The Unicode spec (chapter 3.13) gives a different, three-step process: decomposition, case-folding, and decomposition again. Our recommendation comes through a series of practical compromises:

  • The initial decomposition is only necessary because of a historical error in the Unicode spec: character 0x0345 (COMBINING GREEK YPOGEGRAMMENI) behaves inconsistently. We ignore this case, and skip this step.
  • Case-folding is a slightly different operation from lower-casing. (Case-folding splits some combined characters, so that, for example, "ß" can match both "ss" and "SS".) However, Glk does not currently offer a case-folding function. We substitute glk_buffer_to_lower_case_uni().
  • I'm not sure why the spec recommends decomposition (glk_buffer_canon_decompose_uni()) rather than glk_buffer_canon_normalize_uni(). However, composed characters are the norm in source code, and therefore in compiled Inform game files. If we specified decomposition, the compiler would have to do extra work; also, the standard Inform dictionary table (with its fixed word length) would store fewer useful characters. Therefore, we substitute glk_buffer_canon_normalize_uni().

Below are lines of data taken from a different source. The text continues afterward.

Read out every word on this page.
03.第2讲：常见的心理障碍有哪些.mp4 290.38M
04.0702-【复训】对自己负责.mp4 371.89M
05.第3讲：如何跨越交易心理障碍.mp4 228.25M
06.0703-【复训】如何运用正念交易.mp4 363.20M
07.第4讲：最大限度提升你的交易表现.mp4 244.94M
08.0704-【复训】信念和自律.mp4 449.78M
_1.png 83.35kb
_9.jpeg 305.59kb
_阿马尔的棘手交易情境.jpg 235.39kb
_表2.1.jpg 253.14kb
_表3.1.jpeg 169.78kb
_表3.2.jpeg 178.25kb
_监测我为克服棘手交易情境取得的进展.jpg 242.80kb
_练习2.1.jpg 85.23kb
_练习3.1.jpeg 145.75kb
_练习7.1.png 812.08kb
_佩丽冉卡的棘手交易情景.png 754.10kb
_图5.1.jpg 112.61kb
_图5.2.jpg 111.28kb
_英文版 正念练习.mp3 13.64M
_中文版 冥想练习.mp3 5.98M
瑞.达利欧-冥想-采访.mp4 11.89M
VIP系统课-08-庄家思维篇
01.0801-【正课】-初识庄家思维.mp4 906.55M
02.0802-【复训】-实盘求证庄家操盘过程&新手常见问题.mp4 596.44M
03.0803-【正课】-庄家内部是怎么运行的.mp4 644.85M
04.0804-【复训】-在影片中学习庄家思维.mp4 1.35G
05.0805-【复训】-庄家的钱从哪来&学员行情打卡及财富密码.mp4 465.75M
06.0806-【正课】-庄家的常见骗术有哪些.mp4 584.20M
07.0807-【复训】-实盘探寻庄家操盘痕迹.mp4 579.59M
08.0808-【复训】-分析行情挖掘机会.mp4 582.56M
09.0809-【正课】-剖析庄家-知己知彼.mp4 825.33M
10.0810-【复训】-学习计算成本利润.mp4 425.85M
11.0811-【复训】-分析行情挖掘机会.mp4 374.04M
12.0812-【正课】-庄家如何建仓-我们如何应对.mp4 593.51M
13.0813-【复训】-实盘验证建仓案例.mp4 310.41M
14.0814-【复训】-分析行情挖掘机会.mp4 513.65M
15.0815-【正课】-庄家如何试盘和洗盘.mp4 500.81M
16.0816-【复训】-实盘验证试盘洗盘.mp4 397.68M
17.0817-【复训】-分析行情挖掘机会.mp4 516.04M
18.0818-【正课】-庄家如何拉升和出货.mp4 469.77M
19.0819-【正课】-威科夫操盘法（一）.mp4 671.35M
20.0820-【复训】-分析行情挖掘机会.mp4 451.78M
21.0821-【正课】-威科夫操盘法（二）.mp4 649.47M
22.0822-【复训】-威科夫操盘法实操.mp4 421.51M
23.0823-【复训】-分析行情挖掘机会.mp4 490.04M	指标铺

We may revisit these recommendations in future versions of the spec.

If possible, the library should return fully composed Unicode characters, rather than strings of base and composition characters.

Fully-composed characters are the norm for Unicode text, so an implementation that ignores this issue will probably produce the right result. However, the game may not want to rely on that. Another factor is that case-folding can (occasionally) produce non-normalized text. Therefore, to cover all its bases, a game should call glk_buffer_to_lower_case_uni(), followed by glk_buffer_canon_normalize_uni(), before parsing.

Earlier versions of this spec said that line input must always be in Unicode Normalization Form C. However, this has not been universally implemented. It is also somewhat redundant, for the results noted above. Therefore, we now merely recommend that line input be fully composed. The game is ultimately responsible for all case-folding and normalization. See "Unicode String Normalization".